Boost for biosecurity resources in budget

Biosecurity measures will be boosted for the fourth year in a row by the Labour Progressive Government, Biosecurity Minister Jim Sutton said today.

Budget 2003 allocates $2.457 million over four years for aircraft, passenger, and mail clearance. Another $2.3 million next financial year, rising to $2.5 million for the two following financial years, has been allocated for exotic disease response capability, specifically for foot and mouth disease. Extra ongoing funding of $117,000 has been allocated for reference laboratories, and $1.2 million has been allocated next financial year for surveillance for gypsy moth, wood-boring and bark beetles, and fire ants.

In addition, the government has allocated through the cross-departmental research pool administered by MORST $170,000 in 2003-04 and $365,000 in 2004-05 to produce a national wildlife disease surveillance framework to enable the future development of strategic and prioritized wildlife surveillance systems.

Mr Sutton said the government took biosecurity extremely seriously.

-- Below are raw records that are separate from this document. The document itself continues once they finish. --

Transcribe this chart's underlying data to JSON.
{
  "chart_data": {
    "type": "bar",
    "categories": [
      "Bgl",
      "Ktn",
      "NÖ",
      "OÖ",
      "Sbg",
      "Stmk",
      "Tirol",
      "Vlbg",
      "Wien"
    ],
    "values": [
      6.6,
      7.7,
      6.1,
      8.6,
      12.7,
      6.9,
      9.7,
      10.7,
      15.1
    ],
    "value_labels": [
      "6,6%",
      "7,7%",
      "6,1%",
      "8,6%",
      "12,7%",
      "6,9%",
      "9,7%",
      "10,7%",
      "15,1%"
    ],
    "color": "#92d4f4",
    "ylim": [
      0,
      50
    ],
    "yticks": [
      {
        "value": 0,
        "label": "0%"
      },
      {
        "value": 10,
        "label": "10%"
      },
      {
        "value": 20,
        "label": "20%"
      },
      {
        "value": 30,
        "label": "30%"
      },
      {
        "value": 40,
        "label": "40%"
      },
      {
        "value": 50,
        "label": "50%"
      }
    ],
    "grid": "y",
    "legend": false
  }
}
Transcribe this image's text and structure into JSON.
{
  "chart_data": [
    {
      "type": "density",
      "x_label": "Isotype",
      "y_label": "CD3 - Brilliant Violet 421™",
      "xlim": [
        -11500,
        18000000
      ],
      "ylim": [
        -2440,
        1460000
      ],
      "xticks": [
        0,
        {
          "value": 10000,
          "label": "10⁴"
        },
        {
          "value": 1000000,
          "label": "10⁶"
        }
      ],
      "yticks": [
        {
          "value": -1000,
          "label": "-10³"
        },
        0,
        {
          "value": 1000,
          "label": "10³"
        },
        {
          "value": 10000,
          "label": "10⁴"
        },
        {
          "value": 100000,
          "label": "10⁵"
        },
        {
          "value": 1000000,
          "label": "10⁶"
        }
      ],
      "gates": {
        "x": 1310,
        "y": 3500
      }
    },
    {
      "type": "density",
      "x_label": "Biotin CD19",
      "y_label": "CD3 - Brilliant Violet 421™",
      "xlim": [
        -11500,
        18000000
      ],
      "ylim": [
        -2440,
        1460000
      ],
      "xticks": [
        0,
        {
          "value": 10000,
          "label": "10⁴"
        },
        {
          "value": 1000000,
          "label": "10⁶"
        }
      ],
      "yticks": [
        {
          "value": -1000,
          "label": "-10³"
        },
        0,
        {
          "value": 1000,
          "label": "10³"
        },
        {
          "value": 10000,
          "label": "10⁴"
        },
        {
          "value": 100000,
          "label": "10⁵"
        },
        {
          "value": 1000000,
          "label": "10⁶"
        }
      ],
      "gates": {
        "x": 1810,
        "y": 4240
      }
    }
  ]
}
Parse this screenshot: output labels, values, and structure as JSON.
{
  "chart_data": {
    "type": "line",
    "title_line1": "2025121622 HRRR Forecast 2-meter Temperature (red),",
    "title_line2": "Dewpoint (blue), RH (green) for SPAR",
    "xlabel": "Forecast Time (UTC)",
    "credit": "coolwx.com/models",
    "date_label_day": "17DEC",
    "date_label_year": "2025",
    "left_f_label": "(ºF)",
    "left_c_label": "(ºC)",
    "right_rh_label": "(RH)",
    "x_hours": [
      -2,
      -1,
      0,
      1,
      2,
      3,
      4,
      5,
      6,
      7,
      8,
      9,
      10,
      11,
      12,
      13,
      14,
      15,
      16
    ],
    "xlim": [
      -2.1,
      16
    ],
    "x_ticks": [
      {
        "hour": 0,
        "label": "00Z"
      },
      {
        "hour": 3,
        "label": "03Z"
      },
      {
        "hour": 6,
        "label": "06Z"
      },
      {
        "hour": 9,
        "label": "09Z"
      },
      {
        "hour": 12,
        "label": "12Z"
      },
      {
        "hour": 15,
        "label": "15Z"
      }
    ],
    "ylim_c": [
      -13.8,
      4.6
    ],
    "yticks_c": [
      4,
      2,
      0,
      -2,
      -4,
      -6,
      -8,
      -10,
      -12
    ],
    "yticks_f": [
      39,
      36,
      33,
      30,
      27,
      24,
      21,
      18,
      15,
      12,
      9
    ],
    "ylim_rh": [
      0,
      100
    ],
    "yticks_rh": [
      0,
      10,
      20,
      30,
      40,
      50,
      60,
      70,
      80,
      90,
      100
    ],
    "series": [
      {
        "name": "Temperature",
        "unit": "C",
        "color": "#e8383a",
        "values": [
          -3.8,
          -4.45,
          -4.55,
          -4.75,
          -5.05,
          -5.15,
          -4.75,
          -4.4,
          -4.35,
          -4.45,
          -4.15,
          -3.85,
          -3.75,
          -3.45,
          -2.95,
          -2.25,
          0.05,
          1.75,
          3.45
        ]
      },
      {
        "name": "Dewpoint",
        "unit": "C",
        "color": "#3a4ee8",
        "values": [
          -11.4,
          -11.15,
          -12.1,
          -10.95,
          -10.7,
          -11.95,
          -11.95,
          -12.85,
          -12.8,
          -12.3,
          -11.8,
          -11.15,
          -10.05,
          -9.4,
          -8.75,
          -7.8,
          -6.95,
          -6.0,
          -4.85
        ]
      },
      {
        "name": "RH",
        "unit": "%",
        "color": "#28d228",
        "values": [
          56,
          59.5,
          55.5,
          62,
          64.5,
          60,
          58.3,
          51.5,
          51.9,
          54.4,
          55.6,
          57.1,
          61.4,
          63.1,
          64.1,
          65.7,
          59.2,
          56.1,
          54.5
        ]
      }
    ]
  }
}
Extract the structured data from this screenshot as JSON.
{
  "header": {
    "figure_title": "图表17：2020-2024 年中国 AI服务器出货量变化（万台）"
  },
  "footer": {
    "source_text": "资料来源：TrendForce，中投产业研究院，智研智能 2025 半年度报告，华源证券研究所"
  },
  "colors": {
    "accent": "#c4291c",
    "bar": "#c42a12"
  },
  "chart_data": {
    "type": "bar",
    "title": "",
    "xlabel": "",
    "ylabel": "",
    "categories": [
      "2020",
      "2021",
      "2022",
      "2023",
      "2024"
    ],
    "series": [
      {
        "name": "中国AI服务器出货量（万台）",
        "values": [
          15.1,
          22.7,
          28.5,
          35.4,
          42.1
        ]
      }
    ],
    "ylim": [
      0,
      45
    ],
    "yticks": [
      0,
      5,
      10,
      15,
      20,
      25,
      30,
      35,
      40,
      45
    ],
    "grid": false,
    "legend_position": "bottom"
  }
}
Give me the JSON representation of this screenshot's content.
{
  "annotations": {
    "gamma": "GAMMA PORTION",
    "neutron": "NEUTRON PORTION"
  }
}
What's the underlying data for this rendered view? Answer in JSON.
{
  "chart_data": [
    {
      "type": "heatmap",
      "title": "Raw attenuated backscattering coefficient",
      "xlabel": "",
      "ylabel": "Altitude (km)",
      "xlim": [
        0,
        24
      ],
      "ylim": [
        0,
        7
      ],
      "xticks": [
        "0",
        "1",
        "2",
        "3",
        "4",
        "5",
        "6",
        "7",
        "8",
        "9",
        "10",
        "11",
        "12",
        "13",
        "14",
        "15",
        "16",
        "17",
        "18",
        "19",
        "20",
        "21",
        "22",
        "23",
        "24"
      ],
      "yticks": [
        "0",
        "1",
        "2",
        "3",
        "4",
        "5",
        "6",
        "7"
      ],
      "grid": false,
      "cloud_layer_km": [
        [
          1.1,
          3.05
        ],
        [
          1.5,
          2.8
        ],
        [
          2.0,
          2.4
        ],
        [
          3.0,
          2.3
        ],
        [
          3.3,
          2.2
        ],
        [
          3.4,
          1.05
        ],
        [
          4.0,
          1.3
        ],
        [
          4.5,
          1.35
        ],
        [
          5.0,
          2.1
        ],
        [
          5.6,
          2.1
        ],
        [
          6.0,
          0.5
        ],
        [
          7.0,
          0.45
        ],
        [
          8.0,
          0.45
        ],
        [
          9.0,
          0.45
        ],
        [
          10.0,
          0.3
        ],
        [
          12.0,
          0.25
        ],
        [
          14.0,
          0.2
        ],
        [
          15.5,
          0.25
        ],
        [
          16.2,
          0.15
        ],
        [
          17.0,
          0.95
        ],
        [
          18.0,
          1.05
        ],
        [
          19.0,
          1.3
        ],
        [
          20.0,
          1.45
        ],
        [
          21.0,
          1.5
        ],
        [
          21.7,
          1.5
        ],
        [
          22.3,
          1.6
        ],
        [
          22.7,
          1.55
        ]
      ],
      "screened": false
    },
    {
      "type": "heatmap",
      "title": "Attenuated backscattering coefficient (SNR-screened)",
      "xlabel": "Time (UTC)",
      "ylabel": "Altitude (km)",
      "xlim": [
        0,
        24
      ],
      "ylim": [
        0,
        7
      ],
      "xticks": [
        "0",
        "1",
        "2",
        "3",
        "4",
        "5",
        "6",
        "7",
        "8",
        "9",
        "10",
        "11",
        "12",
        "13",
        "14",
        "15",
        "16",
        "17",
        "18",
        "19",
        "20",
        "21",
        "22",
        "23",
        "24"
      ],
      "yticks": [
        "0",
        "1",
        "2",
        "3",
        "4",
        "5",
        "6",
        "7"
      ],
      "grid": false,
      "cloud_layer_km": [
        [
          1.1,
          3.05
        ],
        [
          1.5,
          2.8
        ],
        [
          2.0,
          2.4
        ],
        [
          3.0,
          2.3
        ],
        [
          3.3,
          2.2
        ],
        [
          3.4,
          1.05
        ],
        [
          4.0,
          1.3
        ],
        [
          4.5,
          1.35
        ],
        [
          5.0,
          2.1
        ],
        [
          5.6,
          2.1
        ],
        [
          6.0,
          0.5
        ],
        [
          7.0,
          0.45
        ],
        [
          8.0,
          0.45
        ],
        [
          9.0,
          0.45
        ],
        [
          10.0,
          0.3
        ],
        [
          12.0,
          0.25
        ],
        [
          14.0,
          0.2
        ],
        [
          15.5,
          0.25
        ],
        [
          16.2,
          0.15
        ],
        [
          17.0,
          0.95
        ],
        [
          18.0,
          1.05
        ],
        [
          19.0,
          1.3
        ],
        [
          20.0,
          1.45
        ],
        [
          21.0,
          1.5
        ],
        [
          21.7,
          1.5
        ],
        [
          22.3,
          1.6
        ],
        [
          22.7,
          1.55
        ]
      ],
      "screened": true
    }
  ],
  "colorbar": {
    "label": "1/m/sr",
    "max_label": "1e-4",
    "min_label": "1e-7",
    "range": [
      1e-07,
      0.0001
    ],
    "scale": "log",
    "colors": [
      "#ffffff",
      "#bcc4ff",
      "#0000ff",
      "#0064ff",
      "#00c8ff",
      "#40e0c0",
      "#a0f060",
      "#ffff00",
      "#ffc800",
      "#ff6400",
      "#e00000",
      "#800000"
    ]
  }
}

“Since we became government, we have worked to fill the holes and close the gaps previous governments left in our biosecurity and border controls. Extra Ministry of Agriculture and Forestry staff have been employed, more soft-tissue x-ray machines and detector dogs have been installed in airports around the country. Instant fines for breaches have been implemented. We are still the only country in the world to screen mail, air crew and passengers and their baggage for biosecurity breaches.”

Mr Sutton said that according to an Auditor-General’s report, this government is now spending $50 million extra a year on baseline biosecurity funding than previous governments.

“Primary production is the cornerstone of the New Zealand economy, and the government is working hard to ensure our country is kept free from pests and diseases that could devastate trees, crops, and animals.”